Plum and Pecan Baked Oatmeal 4

Plum and Pecan Baked Oatmeal

Plum and Pecan Baked Oatmeal 4

Are you trying to eat a healthier breakfast but have no time in the morning? Need to feed a family quickly? This plum and pecan baked oatmeal has your back for weekly #mealprep, but also feels special enough to be served hot from the oven during a leisurely brunch.

I am trying to break my lazy morning habit of eating cereal.  Probably 70% of the time I devour a bowl of my go-to Banana Date Oatmeal, but sometimes I am in a rush to get to work and a bowl of Cheerios or Special K is all too appealing.  While cereal isn’t inherently bad, its got a lot of extra sugars and is definitely a processed food I would like to reduce my consumption of.  I’m sure some of you feel my pain: convenience vs. healthy eating is a constant struggle.

Like so many of us, sometimes I need a healthy make-ahead breakfast, and baked oatmeal fits the bill perfectly.  This version uses ripe, juicy plums for sweetness and pecans for a nice added crunch.  If you’re feeling so inclined, feel free to top your baked oatmeal with a dollop of coconut whipped cream (I love the So Delicious brand).

Because I work roughly 50-60 hours weekly, I created this baked oatmeal with busy schedules in mind.  A batch comes together quickly on a Sunday afternoon and makes about six servings for the week.  You could also easily double it to feed a larger family (or just you and bae for more days). Although warning: this is so delicious fresh out of the oven that you may have a hard time rationing it! For this reason, I could also see this working very well for a special brunch.

Plum and Pecan Baked Oatmeal

This recipe is adapted from Epicurious.

Plum and Pecan Baked Oatmeal
Recipe Type: Breakfast
Author: Ashley from Lifted Dish
Prep time:
Cook time:
Total time:
Serves: 6 servings
Ingredients
  • 2 cups gluten-free rolled oats
  • 3/4 cup pecan halves, roughly chopped
  • 1/3 cup dried cranberries
  • 2 teaspoons ground cinnamon
  • 1/2 teaspoon ground Himalayan pink salt
  • 1 teaspoon baking powder
  • 1/3 cup maple syrup
  • 2 cups unsweetened cashew or almond milk
  • 1 tablespoon ground flaxseed
  • 1 tablespoon earth balance, melted
  • 2 teaspoons pure vanilla extract
  • 4-5 ripe plums, sliced into half moons
Instructions
  1. Make a flax egg by combining 1 tablespoon ground flaxseed and 2 and 1/2 tablespoons water in a small bowl, using a fork to stir.
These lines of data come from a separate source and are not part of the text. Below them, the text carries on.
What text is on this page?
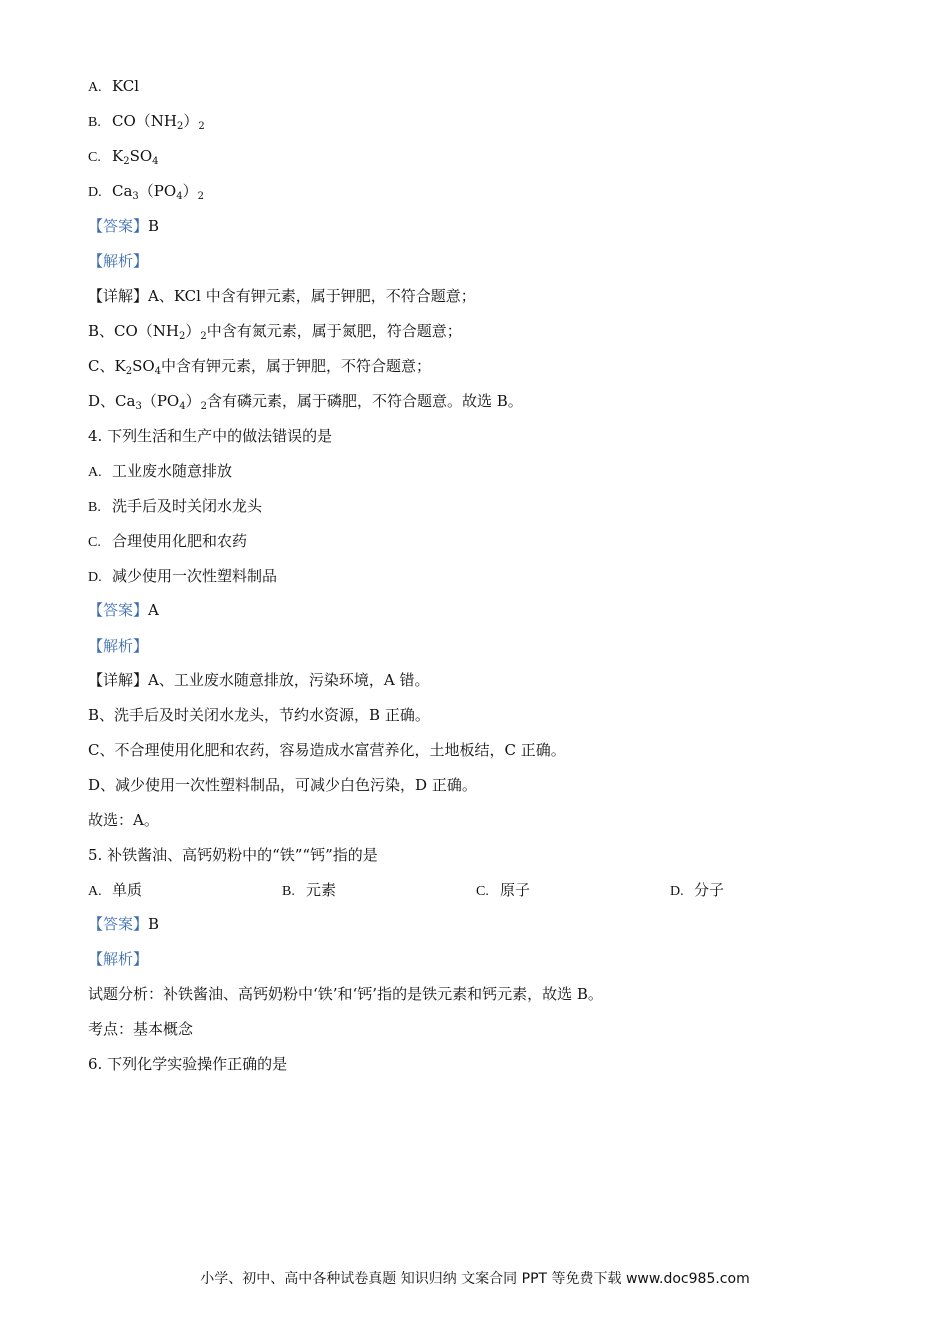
A. KCl
B. $CO(NH_2)_2$
C. $K_2SO_4$
D. $Ca_3(PO_4)_2$
【答案】B
【解析】
【详解】A、KCl 中含有钾元素，属于钾肥，不符合题意；
B、$CO(NH_2)_2$中含有氮元素，属于氮肥，符合题意；
C、$K_2SO_4$中含有钾元素，属于钾肥，不符合题意；
D、$Ca_3(PO_4)_2$含有磷元素，属于磷肥，不符合题意。故选 B。
4. 下列生活和生产中的做法错误的是
A. 工业废水随意排放
B. 洗手后及时关闭水龙头
C. 合理使用化肥和农药
D. 减少使用一次性塑料制品
【答案】A
【解析】
【详解】A、工业废水随意排放，污染环境，A 错。
B、洗手后及时关闭水龙头，节约水资源，B 正确。
C、不合理使用化肥和农药，容易造成水富营养化，土地板结，C 正确。
D、减少使用一次性塑料制品，可减少白色污染，D 正确。
故选：A。
5. 补铁酱油、高钙奶粉中的“铁”“钙”指的是
A. 单质	B. 元素	C. 原子	D. 分子
【答案】B
【解析】
试题分析：补铁酱油、高钙奶粉中‘铁’和‘钙’指的是铁元素和钙元素，故选 B。
考点：基本概念
6. 下列化学实验操作正确的是
小学、初中、高中各种试卷真题 知识归纳 文案合同 PPT 等免费下载 www.doc985.com
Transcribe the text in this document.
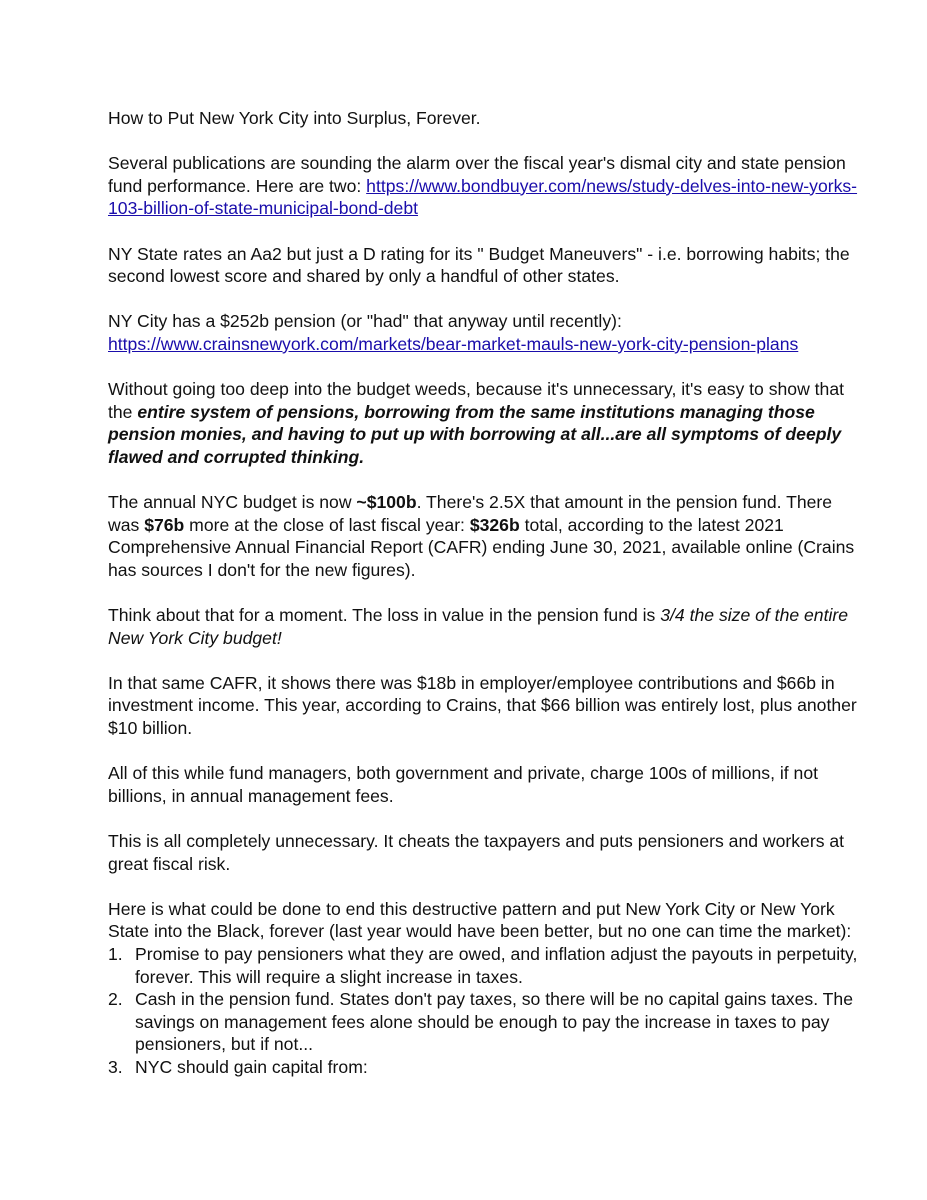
How to Put New York City into Surplus, Forever.

Several publications are sounding the alarm over the fiscal year's dismal city and state pension fund performance. Here are two: https://www.bondbuyer.com/news/study-delves-into-new-yorks-103-billion-of-state-municipal-bond-debt

NY State rates an Aa2 but just a D rating for its " Budget Maneuvers" - i.e. borrowing habits; the second lowest score and shared by only a handful of other states.

NY City has a $252b pension (or "had" that anyway until recently): https://www.crainsnewyork.com/markets/bear-market-mauls-new-york-city-pension-plans

Without going too deep into the budget weeds, because it's unnecessary, it's easy to show that the entire system of pensions, borrowing from the same institutions managing those pension monies, and having to put up with borrowing at all...are all symptoms of deeply flawed and corrupted thinking.

The annual NYC budget is now ~$100b. There's 2.5X that amount in the pension fund. There was $76b more at the close of last fiscal year: $326b total, according to the latest 2021 Comprehensive Annual Financial Report (CAFR) ending June 30, 2021, available online (Crains has sources I don't for the new figures).

Think about that for a moment. The loss in value in the pension fund is 3/4 the size of the entire New York City budget!

In that same CAFR, it shows there was $18b in employer/employee contributions and $66b in investment income. This year, according to Crains, that $66 billion was entirely lost, plus another $10 billion.

All of this while fund managers, both government and private, charge 100s of millions, if not billions, in annual management fees.

This is all completely unnecessary. It cheats the taxpayers and puts pensioners and workers at great fiscal risk.

Here is what could be done to end this destructive pattern and put New York City or New York State into the Black, forever (last year would have been better, but no one can time the market):

1. Promise to pay pensioners what they are owed, and inflation adjust the payouts in perpetuity, forever. This will require a slight increase in taxes.
2. Cash in the pension fund. States don't pay taxes, so there will be no capital gains taxes. The savings on management fees alone should be enough to pay the increase in taxes to pay pensioners, but if not...
3. NYC should gain capital from:
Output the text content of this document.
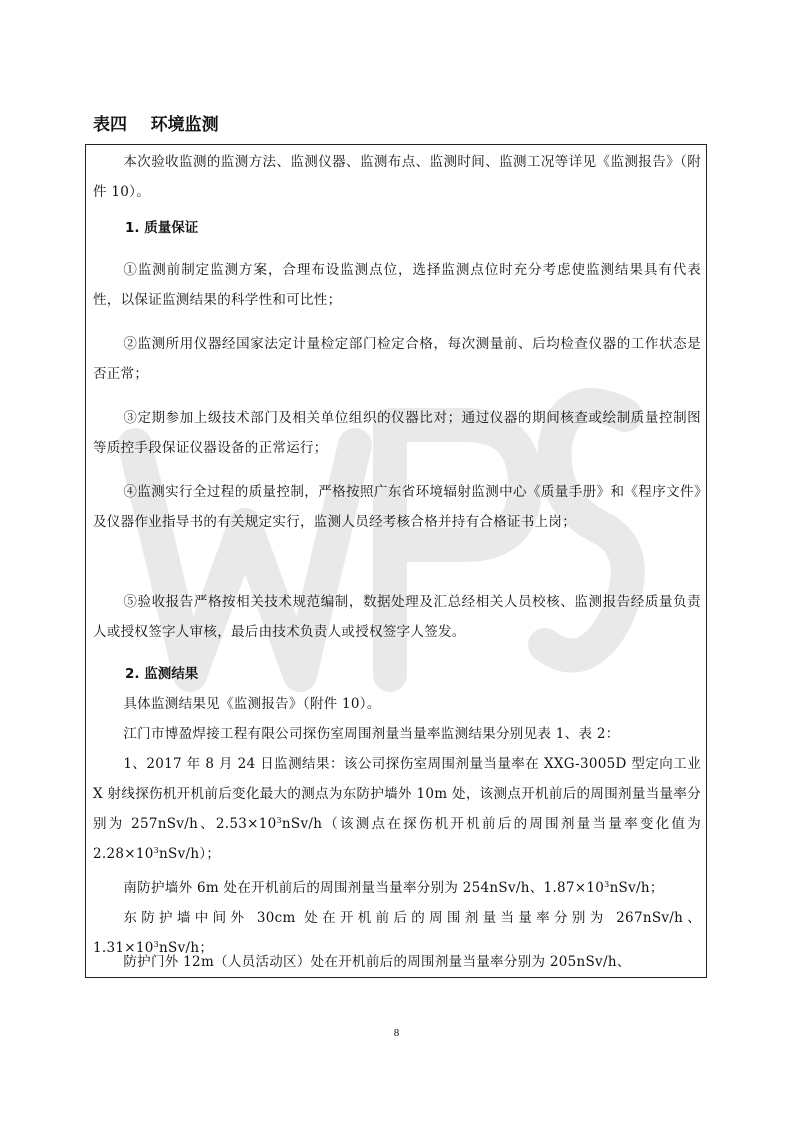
表四    环境监测

本次验收监测的监测方法、监测仪器、监测布点、监测时间、监测工况等详见《监测报告》（附件 10）。

1. 质量保证

①监测前制定监测方案，合理布设监测点位，选择监测点位时充分考虑使监测结果具有代表性，以保证监测结果的科学性和可比性；

②监测所用仪器经国家法定计量检定部门检定合格，每次测量前、后均检查仪器的工作状态是否正常；

③定期参加上级技术部门及相关单位组织的仪器比对；通过仪器的期间核查或绘制质量控制图等质控手段保证仪器设备的正常运行；

④监测实行全过程的质量控制，严格按照广东省环境辐射监测中心《质量手册》和《程序文件》及仪器作业指导书的有关规定实行，监测人员经考核合格并持有合格证书上岗；

⑤验收报告严格按相关技术规范编制，数据处理及汇总经相关人员校核、监测报告经质量负责人或授权签字人审核，最后由技术负责人或授权签字人签发。

2. 监测结果

具体监测结果见《监测报告》（附件 10）。

江门市博盈焊接工程有限公司探伤室周围剂量当量率监测结果分别见表 1、表 2：

1、2017 年 8 月 24 日监测结果：该公司探伤室周围剂量当量率在 XXG-3005D 型定向工业 X 射线探伤机开机前后变化最大的测点为东防护墙外 10m 处，该测点开机前后的周围剂量当量率分别为 257nSv/h、$2.53\times 10^3nSv/h$（该测点在探伤机开机前后的周围剂量当量率变化值为 $2.28\times 10^3nSv/h$）；

南防护墙外 6m 处在开机前后的周围剂量当量率分别为 254nSv/h、$1.87\times 10^3nSv/h$；

东防护墙中间外 30cm 处在开机前后的周围剂量当量率分别为 267nSv/h、$1.31\times 10^3nSv/h$；

防护门外 12m（人员活动区）处在开机前后的周围剂量当量率分别为 205nSv/h、

8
Set aside to thicken.
  2. Preheat your oven to 375 degrees Fahrenheit. Spray the inside of an 8×8 inch baking dish with coconut oil or you favorite non-stick spray.
  3. Combine the oats, 1/2 of a cup of the pecans, cranberries, cinnamon, salt, and baking powder in a large bowl.
  4. In another bowl, combine the cashew milk, maple syrup, melted earth balance, vanilla extract, and the flax egg.
  5. Line the bottom of your baking dish generously with plum slices (I used a bit more than half of them on the bottom). Reserve remaining plums to top the oatmeal.
  6. Cover the plums with the oat mixture. Slowly pour the liquid mixture evenly over the baking pan, giving the pan a small shake or two to evenly distribute the liquid.
  7. Arrange the remaining plum slices on top of the oats. Bake for 25-30 minutes.
  8. Remove from oven, and top with remaining pecans. Pop back in the oven for another minute or two to get the pecans nice and toasty.
  9. Remove from oven and allow to cool for 5-10 minutes. Serve immediately or place in fridge after cooling. Keeps for 5-6 days.